Pikiran kontradiktif yang membenturkan figur dan sistem seperti itu, bersifat reduksionis, karena sebetulnya tidak ada persoalan sama sekali dengan sistem kehidupan berbangsa dan bernegara kita yang berpedoman pada empat pilar: Pancasila, UUD 1945, NKRI, dan Bhinneka Tunggal Ika. Dari praktik penerapan kekuasaan yang dijalankan oleh Jokowi ada beberapa hal menarik yang dapat disimpulkan mengenai kepemimpinan seperti apa yang dibutuhkan masyarakat kita.

Formula Jokowi adalah empati, solusi, kebijakan. Pertama, empati, yaitu hal elementer yang harus dilakukan oleh pemimpin adalah bagaimana ia mampu mengomunikasikan bahwa masalah- masalah yang dihadapi bersama menjadi perhatian utamanya. Kedua, solusi, yaitu dari kepeduliannya terhadap apaapa yang dihadapi oleh masyarakat (rakyat) ia menyerap aspirasi (bahkan dengan detildetil kerumitannya) sebagai peta persoalan yang harus dibereskannya.

Sehingga, kemudian menemukan jawaban yang komprehensif sambil menyediakan kemungkinan-kemungkinan alternatif jawaban.
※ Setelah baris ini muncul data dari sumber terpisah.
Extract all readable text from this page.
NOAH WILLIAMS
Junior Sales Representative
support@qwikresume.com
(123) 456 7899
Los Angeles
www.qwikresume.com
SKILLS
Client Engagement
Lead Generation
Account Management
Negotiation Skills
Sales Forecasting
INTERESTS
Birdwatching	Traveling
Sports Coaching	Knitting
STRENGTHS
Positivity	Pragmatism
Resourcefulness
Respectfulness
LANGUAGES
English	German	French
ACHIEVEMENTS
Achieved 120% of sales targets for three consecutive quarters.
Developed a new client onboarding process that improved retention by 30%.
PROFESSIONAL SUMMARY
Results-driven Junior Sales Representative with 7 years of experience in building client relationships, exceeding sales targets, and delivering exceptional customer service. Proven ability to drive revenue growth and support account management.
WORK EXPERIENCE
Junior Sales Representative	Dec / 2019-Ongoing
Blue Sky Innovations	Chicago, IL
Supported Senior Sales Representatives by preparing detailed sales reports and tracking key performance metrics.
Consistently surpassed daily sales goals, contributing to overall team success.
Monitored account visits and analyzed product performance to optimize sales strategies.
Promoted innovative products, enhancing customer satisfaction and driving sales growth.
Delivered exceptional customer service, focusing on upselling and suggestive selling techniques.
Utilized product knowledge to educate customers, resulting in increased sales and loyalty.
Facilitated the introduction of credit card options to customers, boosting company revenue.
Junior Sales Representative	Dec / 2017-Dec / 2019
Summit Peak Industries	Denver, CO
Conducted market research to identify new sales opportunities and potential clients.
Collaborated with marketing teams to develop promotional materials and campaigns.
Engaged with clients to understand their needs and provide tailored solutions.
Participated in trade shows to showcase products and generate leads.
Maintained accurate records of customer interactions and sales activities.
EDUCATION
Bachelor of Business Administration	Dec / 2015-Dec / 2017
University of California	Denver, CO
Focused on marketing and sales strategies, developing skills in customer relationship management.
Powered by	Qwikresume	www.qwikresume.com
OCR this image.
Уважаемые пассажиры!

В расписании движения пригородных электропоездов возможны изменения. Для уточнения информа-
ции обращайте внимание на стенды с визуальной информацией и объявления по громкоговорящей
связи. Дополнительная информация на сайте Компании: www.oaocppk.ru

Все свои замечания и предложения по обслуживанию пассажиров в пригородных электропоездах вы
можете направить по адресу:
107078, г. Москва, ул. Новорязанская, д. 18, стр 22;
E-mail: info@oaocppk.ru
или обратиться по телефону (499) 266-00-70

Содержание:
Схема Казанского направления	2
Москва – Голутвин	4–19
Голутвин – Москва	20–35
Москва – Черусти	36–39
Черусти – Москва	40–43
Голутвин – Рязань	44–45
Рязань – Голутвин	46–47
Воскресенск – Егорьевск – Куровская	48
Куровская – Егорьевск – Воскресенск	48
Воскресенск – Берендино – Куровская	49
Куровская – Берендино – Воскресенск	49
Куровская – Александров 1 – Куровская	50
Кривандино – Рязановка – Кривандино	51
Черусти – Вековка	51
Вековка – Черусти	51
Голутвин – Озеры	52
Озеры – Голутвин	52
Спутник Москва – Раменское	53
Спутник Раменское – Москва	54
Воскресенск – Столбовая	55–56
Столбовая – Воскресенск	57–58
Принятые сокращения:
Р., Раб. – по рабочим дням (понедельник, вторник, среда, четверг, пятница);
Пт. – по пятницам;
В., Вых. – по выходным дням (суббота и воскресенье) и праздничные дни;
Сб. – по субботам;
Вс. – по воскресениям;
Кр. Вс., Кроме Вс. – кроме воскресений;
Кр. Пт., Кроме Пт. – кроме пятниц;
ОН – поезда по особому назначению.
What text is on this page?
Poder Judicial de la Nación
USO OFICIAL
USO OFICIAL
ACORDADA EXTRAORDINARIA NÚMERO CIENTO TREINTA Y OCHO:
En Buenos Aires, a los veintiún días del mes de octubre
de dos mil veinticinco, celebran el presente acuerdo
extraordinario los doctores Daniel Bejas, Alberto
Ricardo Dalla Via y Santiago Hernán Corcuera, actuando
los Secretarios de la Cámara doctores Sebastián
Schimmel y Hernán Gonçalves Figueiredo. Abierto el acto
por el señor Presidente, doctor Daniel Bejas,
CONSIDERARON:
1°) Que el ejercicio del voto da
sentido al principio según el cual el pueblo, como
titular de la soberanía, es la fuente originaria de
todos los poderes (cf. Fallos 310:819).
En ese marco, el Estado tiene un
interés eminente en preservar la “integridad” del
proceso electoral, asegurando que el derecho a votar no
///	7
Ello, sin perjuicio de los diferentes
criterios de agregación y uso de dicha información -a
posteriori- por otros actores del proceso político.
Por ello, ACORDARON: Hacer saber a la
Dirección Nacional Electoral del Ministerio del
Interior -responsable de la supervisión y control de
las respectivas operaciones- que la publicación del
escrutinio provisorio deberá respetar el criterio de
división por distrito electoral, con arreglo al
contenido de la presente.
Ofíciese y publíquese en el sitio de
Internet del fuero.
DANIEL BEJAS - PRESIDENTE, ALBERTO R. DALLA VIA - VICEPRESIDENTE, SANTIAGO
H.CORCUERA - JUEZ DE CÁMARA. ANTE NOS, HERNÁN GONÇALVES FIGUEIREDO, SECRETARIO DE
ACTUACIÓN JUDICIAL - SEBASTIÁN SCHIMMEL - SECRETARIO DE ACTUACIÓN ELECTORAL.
Ketiga, yaitu dari deskripsi yang didapat dilakukan pendefinisian menyangkut kebijakan yang akan diterapkan. Jadi sebuah kebijakan dibuat tidak sekadar bertumpu pada kemampuan bagaimana memetakan persoalan berbasiskan data-data (tertulis) semata, melainkan bahwa peta persoalan yang dideskripsikan itu basisnya utamanya adalah kondisi riil di lapangan. Seorang pemimpin yang cakap pastilah punya kemampuan berimajinasi untuk menjawab persoalan, tetapi ia pun paham betul bahwa kebijakan bukanlah sesuatu yang sifatnya imajiner.

Setelah hal-ihwal pembicaraan kriteria pemimpin dan cara kerja pemimpin dalam peristiwa suksesi kepemimpinan (pemilihan legislatif, pemilihan presiden, dan pilkadapilkada) isu paling krusial (sumber ketidakadilan) yang harus menjadi perhatian kita bersama adalah soal audit daftar pemilih (voter registration audit).

Ketidakpuasan publik atas sejumlah kasus-kasus pilkada (juga hasil pileg dan pilpres 2009) adalah soal tidak ada lembaga yang menjalankan fungsi yang melakukan audit daftar pemilih. Pada titik itulah sebetulnya pembenahan yang paling urgen dan signifikan dalam proses penyelenggaraan pemilu (pileg, pilpres, pilkada). Sehingga arah politik kita persis tidak melenceng dari demokrasi yang dijalankan secara bermartabat.

Untuk itu, hal-ihwal menyangkut audit daftar pemilih diselenggarakan oleh lembaga yang independen (agar memenuhi asas kepercayaan publik). Praktiknya, badan itu ditangani atau berkoordinasi dengan Badan Pengawas Pemilu (Bawaslu) dan Dewan Kehormatan Pengawas Pemilu (DKPP). Di samping tentu saja melibatkan lembaga-lembaga terkait, misalnya: Komisi Informasi Publik (KIP), Ombudsman, dan Komnas HAM. Ringkasnya, begitulah seharusnya arah baru politik Indonesia.

Pertama, kita harus senantiasa bersungguh-sungguh peduli terhadap kriteria profil pemimpin yang dibutuhkan bangsa ini. Kedua, selain soal gaya masing-masing pemimpin yang tentu pastilah tidak mungkin seragam (duplikasi) yang tidak mungkin kita dikte tetapi kita perlu mencermati bagaimana mata rantai sebuah kebijakan ia ambil (empati, solusi, kebijakan). Ketiga, semuanya itu menempuh satusatunya jalan demokrasi yang tersedia, yaitu pemilihan. Karenanya, jawaban atas ketidakpercayaan publik dan jaminan terhadap pemilu yang bersih, audit daftar pemilih merupakan hal yang mendesak dan niscaya.